The classic use case. When a user posts, likes, or comments, that activity needs to appear in followers' feeds. The hybrid approach (push for regular users, pull for celebrities) is standard here.

Webhook Delivery

When an event occurs in your platform, you need to notify all registered webhooks. Each subscriber endpoint is a fan-out target. Fan-out-on-write with retries and idempotency for each delivery attempt.


Common Interview Mistakes

Mistake 1: Picking one model without discussing trade-offs

"I'll use fan-out-on-write for the news feed."

Problem: The interviewer immediately asks about a user with 50 million followers. You painted yourself into a corner by committing to one approach without caveat.

Better: Explain both models, their trade-offs, and propose the hybrid approach. Show that you understand when each model breaks down.

Mistake 2: Ignoring the celebrity problem

"We push every post to every follower's feed."

Problem: One post from a celebrity triggers 50 million writes. Your write pipeline is saturated for minutes. Other users' posts are delayed. The system grinds to a halt.

Better: Identify the "hot partition" risk early. Set a follower threshold. Use fan-out-on-read for high-follower accounts and fan-out-on-write for everyone else.

Mistake 3: Not mentioning async processing

"The API writes to all followers synchronously and returns."

Problem: If a user has 10,000 followers, the API blocks for however long it takes to write 10,000 times. The user waits seconds to post a status update. Unacceptable UX.

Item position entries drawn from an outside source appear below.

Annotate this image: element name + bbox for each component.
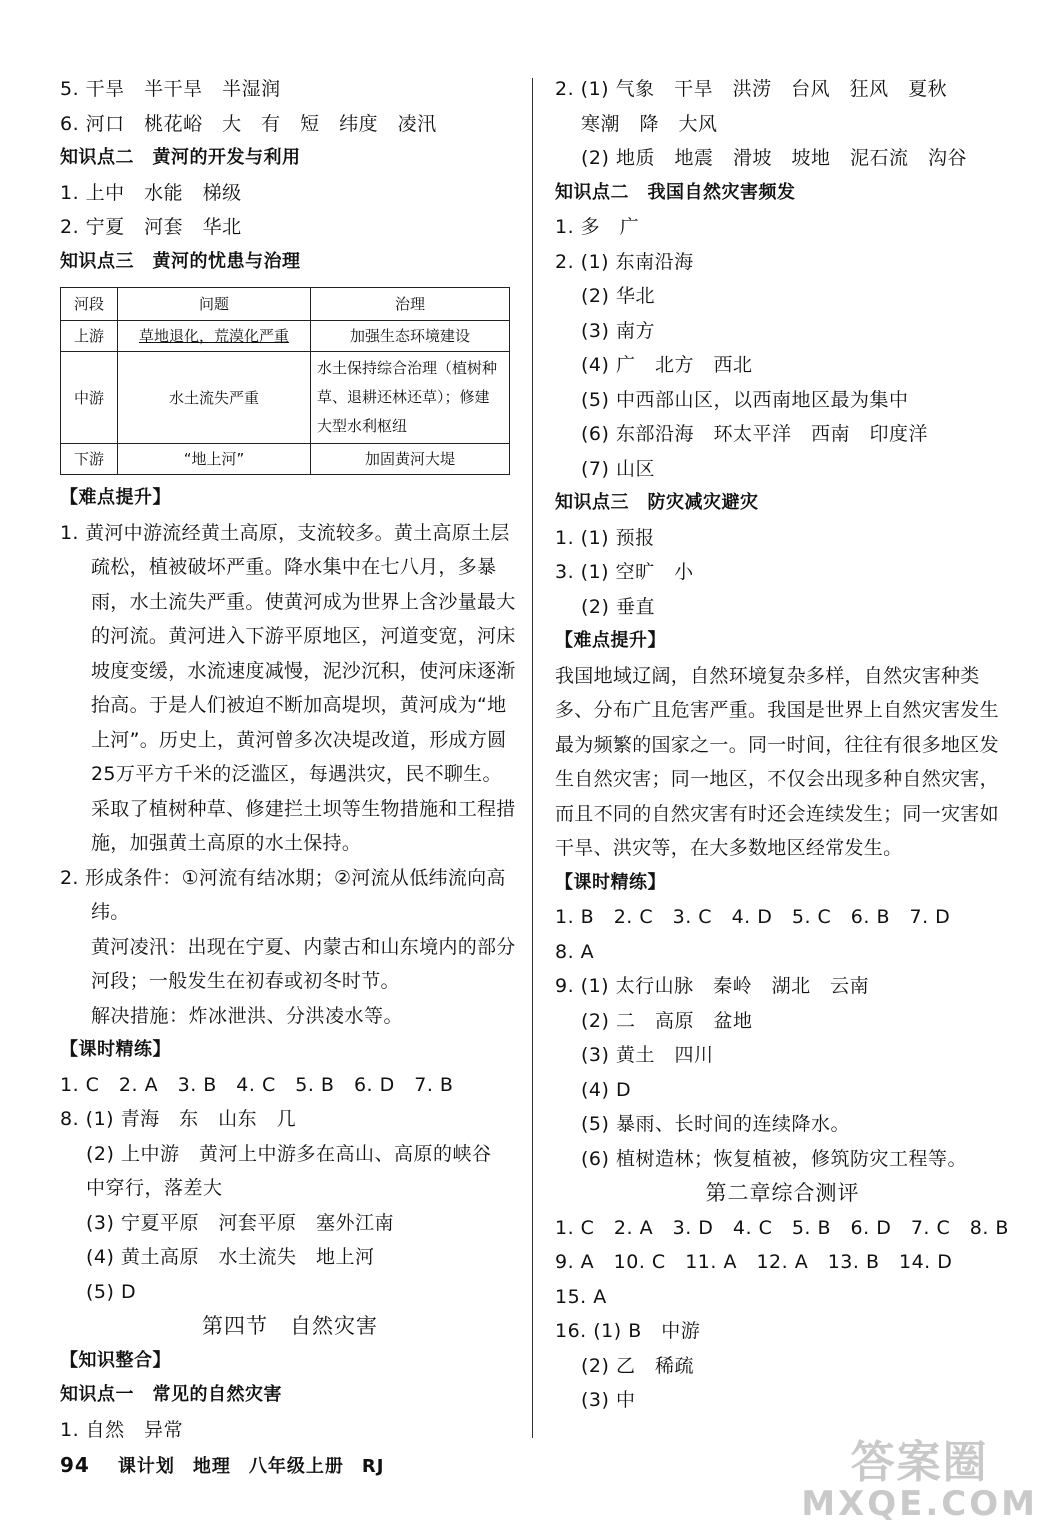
column-divider: [532, 78, 533, 1438]
answer-line: 16. (1) B 中游: [555, 1320, 701, 1342]
yellow-river-governance-table: [60, 287, 510, 475]
watermark-url: MXQE.COM: [801, 1484, 1038, 1524]
table-header: 问题: [118, 288, 311, 321]
table-cell-problem: 水土流失严重: [118, 352, 311, 444]
page-footer: [60, 1452, 384, 1478]
answer-line: 1. 自然 异常: [60, 1418, 184, 1441]
knowledge-point-heading: 知识点三 黄河的忧患与治理: [60, 250, 301, 272]
answer-subline: (2) 地质 地震 滑坡 坡地 泥石流 沟谷: [581, 147, 967, 169]
table-row: [61, 352, 510, 444]
left-column: [60, 72, 520, 1447]
answer-line: 2. (1) 东南沿海: [555, 250, 694, 273]
answer-line: 9. (1) 太行山脉 秦岭 湖北 云南: [555, 975, 870, 997]
answer-line: 1. (1) 预报: [555, 526, 655, 549]
answer-subline: (3) 黄土 四川: [581, 1044, 714, 1066]
right-column: [555, 72, 1010, 1418]
answer-subline: (2) 上中游 黄河上中游多在高山、高原的峡谷: [86, 1142, 492, 1165]
table-cell-fix: 加固黄河大堤: [311, 444, 510, 475]
knowledge-point-heading: 知识点三 防灾减灾避灾: [555, 492, 759, 513]
section-label: 【课时精练】: [60, 1039, 171, 1060]
table-header: 治理: [311, 288, 510, 321]
answer-line: 8. A: [555, 940, 595, 963]
table-row: [61, 444, 510, 475]
answer-subline: (6) 东部沿海 环太平洋 西南 印度洋: [581, 423, 928, 445]
answer-subline: (3) 南方: [581, 319, 655, 342]
table-cell-fix: 水土保持综合治理（植树种草、退耕还林还草）；修建大型水利枢纽: [311, 352, 510, 444]
answer-subline: 寒潮 降 大风: [581, 112, 718, 135]
table-header: 河段: [61, 288, 118, 321]
answer-subline: (4) 广 北方 西北: [581, 354, 753, 376]
answer-subline: (2) 乙 稀疏: [581, 1354, 694, 1377]
knowledge-point-heading: 知识点一 常见的自然灾害: [60, 1384, 282, 1405]
answer-subline: (7) 山区: [581, 457, 655, 480]
answer-subline: (2) 垂直: [581, 595, 655, 618]
answer-line: 2. 宁夏 河套 华北: [60, 216, 242, 238]
table-cell-problem: “地上河”: [118, 444, 311, 475]
answer-line: 1. C 2. A 3. B 4. C 5. B 6. D 7. B: [60, 1073, 454, 1096]
answer-subline: (5) 中西部山区，以西南地区最为集中: [581, 388, 909, 411]
table-cell-segment: 中游: [61, 352, 118, 444]
table-header-row: [61, 288, 510, 321]
answer-subline: (3) 中: [581, 1389, 636, 1411]
answer-line: 8. (1) 青海 东 山东 几: [60, 1108, 297, 1130]
watermark-logo: [801, 1426, 1038, 1524]
paragraph: 解决措施：炸冰泄洪、分洪凌水等。: [91, 1004, 404, 1027]
knowledge-point-heading: 知识点二 黄河的开发与利用: [60, 147, 301, 168]
answer-line: 6. 河口 桃花峪 大 有 短 纬度 凌汛: [60, 112, 437, 135]
page-number: 94: [60, 1453, 90, 1477]
answer-subline: (3) 宁夏平原 河套平原 塞外江南: [86, 1211, 394, 1234]
answer-subline: (2) 华北: [581, 285, 655, 307]
footer-book: 课计划: [117, 1456, 175, 1477]
paragraph: 1. 黄河中游流经黄土高原，支流较多。黄土高原土层疏松，植被破坏严重。降水集中在七八月，多暴雨，水土流失严重。使黄河成为世界上含沙量最大的河流。黄河进入下游平原地区，河道变宽，河床坡度变缓，水流速度减慢，泥沙沉积，使河床逐渐抬高。于是人们被迫不断加高堤坝，黄河成为“地上河”。历史上，黄河曾多次决堤改道，形成方圆25万平方千米的泛滥区，每遇洪灾，民不聊生。采取了植树种草、修建拦土坝等生物措施和工程措施，加强黄土高原的水土保持。: [60, 521, 516, 854]
chapter-title: 第二章综合测评: [705, 1181, 860, 1205]
answer-subline: (5) 暴雨、长时间的连续降水。: [581, 1113, 850, 1135]
answer-subline: (4) D: [581, 1078, 632, 1101]
table-cell-fix: 加强生态环境建设: [311, 321, 510, 352]
answer-line: 9. A 10. C 11. A 12. A 13. B 14. D: [555, 1251, 953, 1273]
table-cell-segment: 上游: [61, 321, 118, 352]
answer-subline: (4) 黄土高原 水土流失 地上河: [86, 1246, 375, 1268]
paragraph: 2. 形成条件：①河流有结冰期；②河流从低纬流向高纬。: [60, 866, 506, 923]
section-label: 【难点提升】: [60, 487, 171, 508]
answer-line: 3. (1) 空旷 小: [555, 561, 694, 583]
section-label: 【课时精练】: [555, 871, 666, 893]
answer-line: 1. B 2. C 3. C 4. D 5. C 6. B 7. D: [555, 906, 951, 928]
answer-line: 2. (1) 气象 干旱 洪涝 台风 狂风 夏秋: [555, 78, 948, 100]
footer-grade: 八年级上册: [248, 1456, 344, 1477]
footer-edition: RJ: [361, 1456, 385, 1477]
watermark-text: 答案圈: [850, 1437, 989, 1488]
answer-line: 5. 干旱 半干旱 半湿润: [60, 78, 281, 100]
answer-subline: 中穿行，落差大: [86, 1177, 223, 1199]
answer-line: 15. A: [555, 1285, 607, 1308]
answer-line: 1. C 2. A 3. D 4. C 5. B 6. D 7. C 8. B: [555, 1216, 1009, 1239]
answer-line: 1. 上中 水能 梯级: [60, 181, 242, 204]
table-cell-problem: 草地退化，荒漠化严重: [118, 321, 311, 352]
paragraph: 黄河凌汛：出现在宁夏、内蒙古和山东境内的部分河段；一般发生在初春或初冬时节。: [91, 935, 516, 992]
section-label: 【难点提升】: [555, 630, 666, 651]
answer-subline: (2) 二 高原 盆地: [581, 1009, 753, 1032]
answer-subline: (6) 植树造林；恢复植被，修筑防灾工程等。: [581, 1147, 967, 1170]
answer-subline: (5) D: [86, 1280, 137, 1303]
table-row: [61, 321, 510, 352]
section-label: 【知识整合】: [60, 1349, 171, 1371]
footer-subject: 地理: [192, 1456, 231, 1477]
paragraph: 我国地域辽阔，自然环境复杂多样，自然灾害种类多、分布广且危害严重。我国是世界上自然灾害发生最为频繁的国家之一。同一时间，往往有很多地区发生自然灾害；同一地区，不仅会出现多种自然灾害，而且不同的自然灾害有时还会连续发生；同一灾害如干旱、洪灾等，在大多数地区经常发生。: [555, 664, 999, 859]
knowledge-point-heading: 知识点二 我国自然灾害频发: [555, 181, 796, 203]
table-cell-segment: 下游: [61, 444, 118, 475]
answer-line: 1. 多 广: [555, 216, 640, 238]
section-title: 第四节 自然灾害: [202, 1314, 378, 1338]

Better: The API writes the post, enqueues a fan-out job, and returns 202 Accepted. Workers process the fan-out asynchronously. The user sees instant feedback. Use a message queue to handle the async processing.

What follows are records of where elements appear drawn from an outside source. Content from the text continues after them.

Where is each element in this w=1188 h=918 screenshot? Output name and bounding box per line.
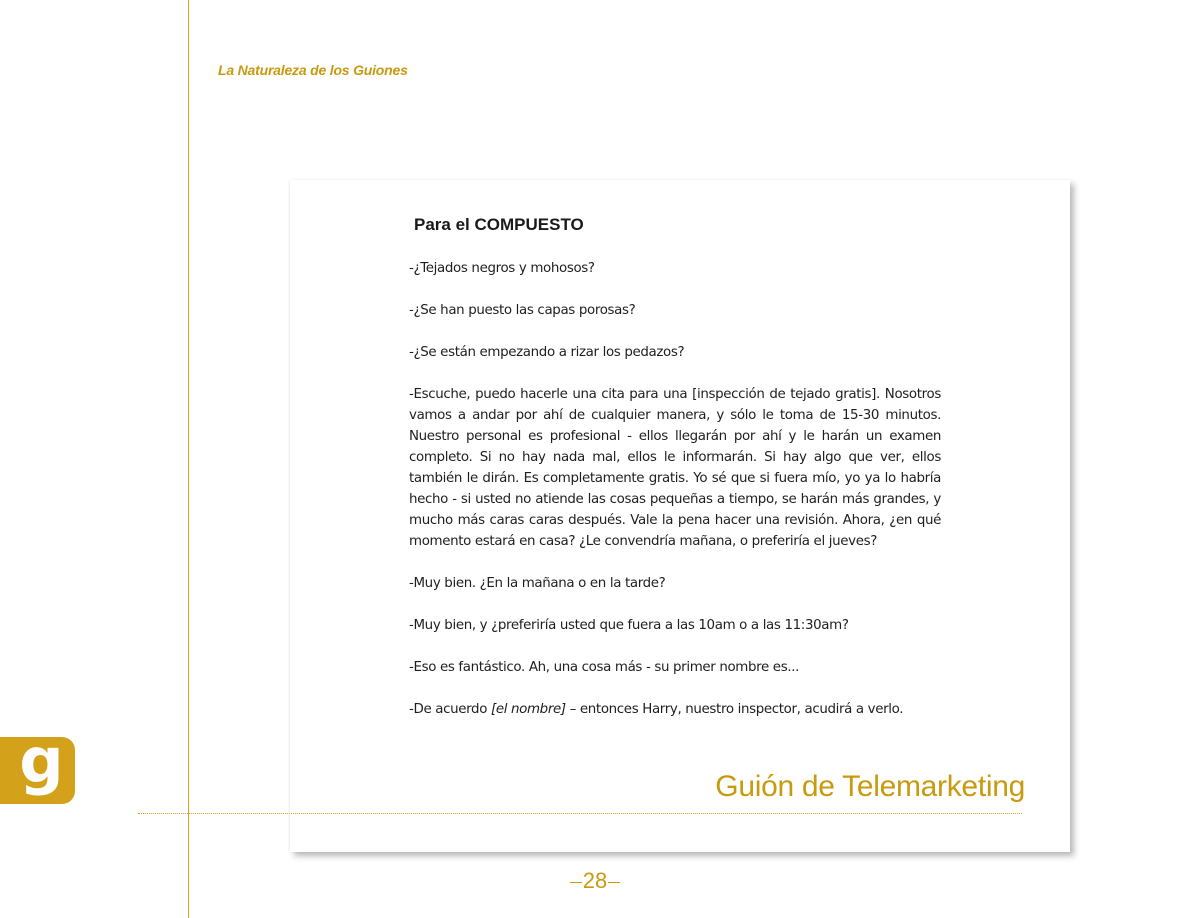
section-title: Para el COMPUESTO — [414, 215, 584, 234]
script-line-end: – entonces Harry, nuestro inspector, acudirá a verlo. — [565, 702, 904, 717]
script-line: -Muy bien, y ¿preferiría usted que fuera a las 10am o a las 11:30am? — [409, 618, 849, 633]
script-line — [409, 699, 941, 720]
footer-title: Guión de Telemarketing — [715, 770, 1025, 803]
script-line: -¿Se han puesto las capas porosas? — [409, 303, 636, 318]
script-paragraph: -Escuche, puedo hacerle una cita para una [inspección de tejado gratis]. Nosotros vamos a andar por ahí de cualquier manera, y sólo le toma de 15-30 minutos. Nuestro personal es profesional - ellos llegarán por ahí y le harán un examen completo. Si no hay nada mal, ellos le informarán. Si hay algo que ver, ellos también le dirán. Es completamente gratis. Yo sé que si fuera mío, yo ya lo habría hecho - si usted no atiende las cosas pequeñas a tiempo, se harán más grandes, y mucho más caras caras después. Vale la pena hacer una revisión. Ahora, ¿en qué momento estará en casa? ¿Le convendría mañana, o preferiría el jueves? — [409, 387, 941, 549]
script-body — [409, 258, 941, 741]
name-placeholder: [el nombre] — [490, 702, 566, 717]
script-line: -¿Se están empezando a rizar los pedazos? — [409, 345, 685, 360]
script-line-start: -De acuerdo — [409, 702, 491, 717]
page-number — [560, 868, 630, 894]
script-line: -Muy bien. ¿En la mañana o en la tarde? — [409, 576, 666, 591]
g-logo-letter: g — [19, 723, 64, 797]
running-title: La Naturaleza de los Guiones — [218, 62, 408, 78]
g-logo-badge — [0, 723, 75, 804]
page-number-value: 28 — [582, 868, 608, 893]
dotted-divider — [138, 813, 1022, 814]
script-line: -Eso es fantástico. Ah, una cosa más - su primer nombre es... — [409, 660, 800, 675]
script-line: -¿Tejados negros y mohosos? — [409, 261, 595, 276]
margin-rule — [188, 0, 189, 918]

Mistake 4: Forgetting about inactive users

"We pre-compute feeds for all followers."

Problem: 40-60% of users on most platforms are inactive. You're burning writes to update feeds that nobody will ever read. That's wasted compute and storage.

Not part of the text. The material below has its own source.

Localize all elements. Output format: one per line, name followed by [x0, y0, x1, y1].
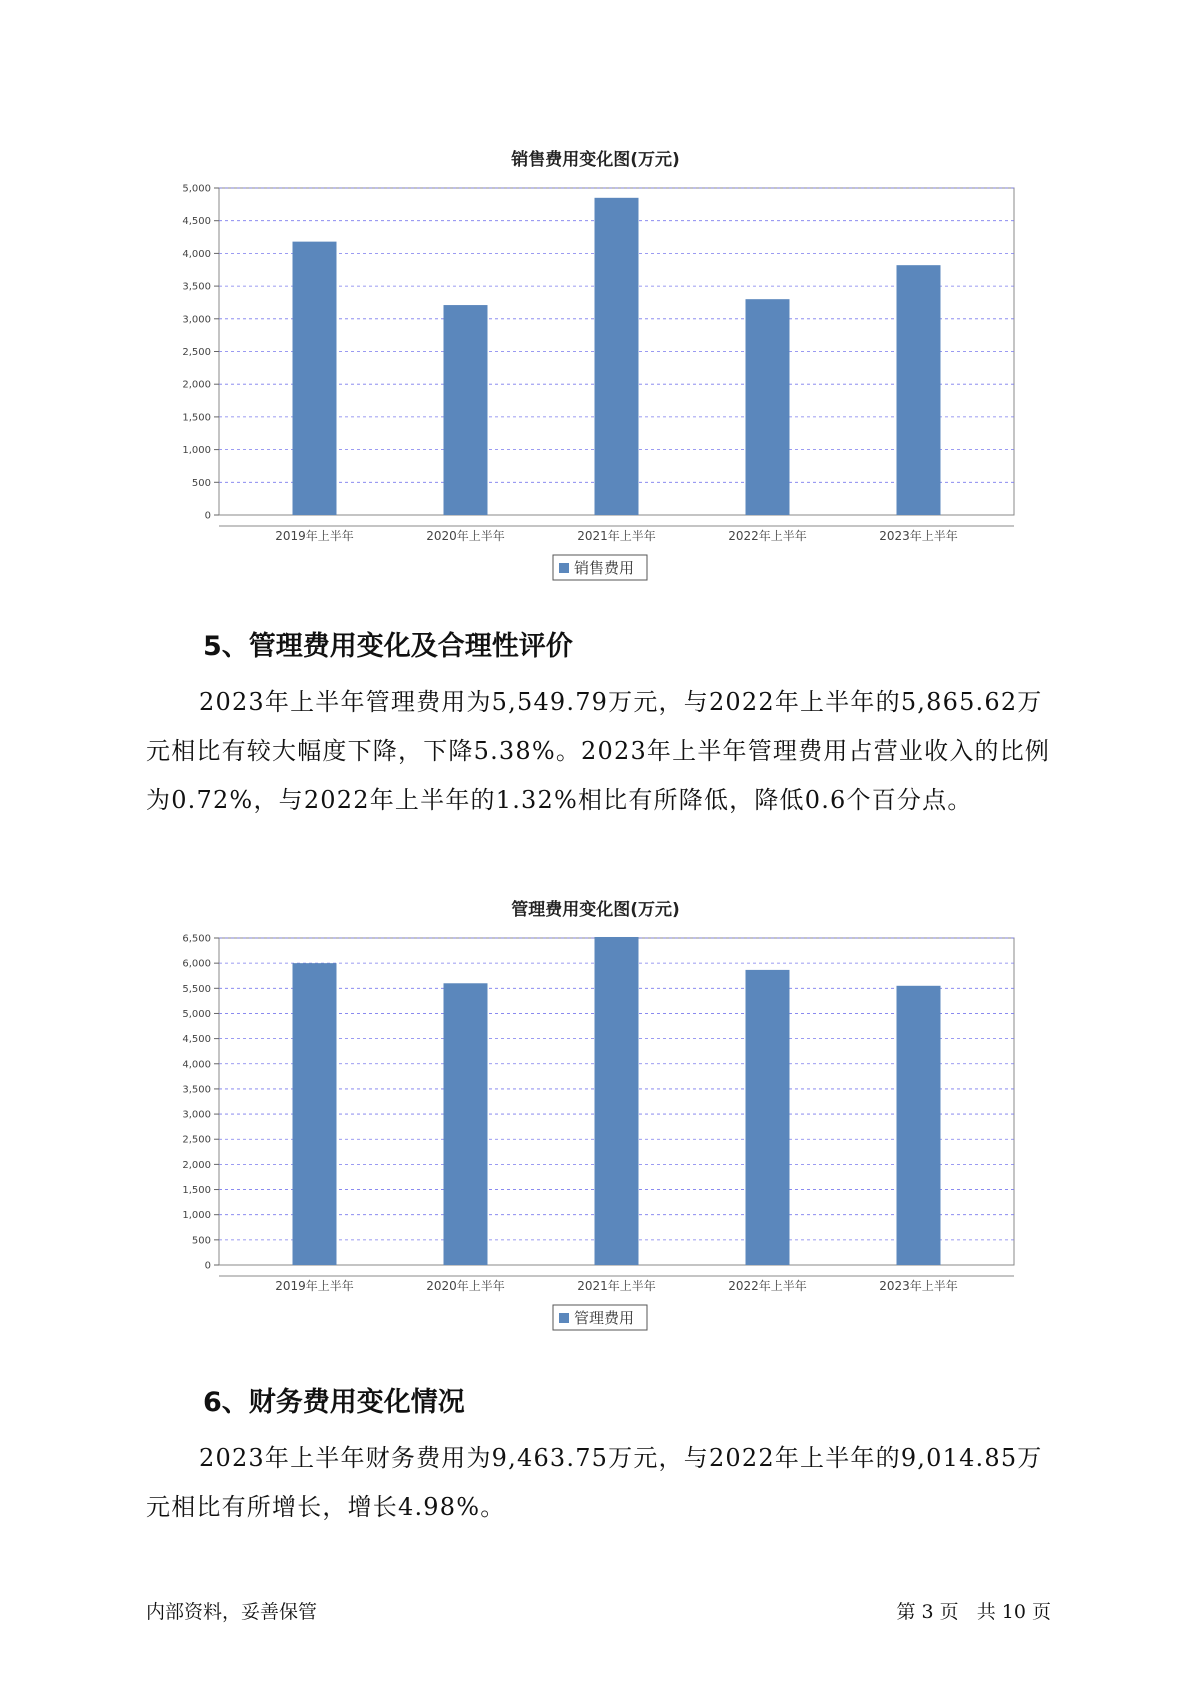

Better: Track user activity. Only fan-out to recently active users. Inactive users get their feed computed on-read when (if) they return. This optimization significantly reduces fan-out volume.


Summary: What to Remember

  • Fan-out is distributing a single event to many recipients. It happens in feeds, chat, notifications, and webhooks
  • Fan-out-on-write (push) pre-computes at write time. Reads are fast, writes scale with follower count
  • Fan-out-on-read (pull) computes at read time. Writes are cheap, reads scale with follow count
  • Hybrid approach is the production standard: push for regular users, pull for celebrities
  • Set a follower threshold (~100K) to decide which model to use for each user
  • Always fan out asynchronously via workers and message queues. Never block the API
  • Skip inactive users to avoid wasted writes
  • Group chat and notification delivery are bounded fan-out problems, and push works fine

Key numbers:

  • Fan-out-on-write cost: O(N) writes where N = follower count
  • Typical celebrity threshold: 100,000+ followers
  • Inactive user ratio on most platforms: 40-60%

Interview golden rule:

Don't just say "push to all followers." Discuss both models,
explain the celebrity problem, propose the hybrid approach,
and mention that fan-out happens asynchronously via workers.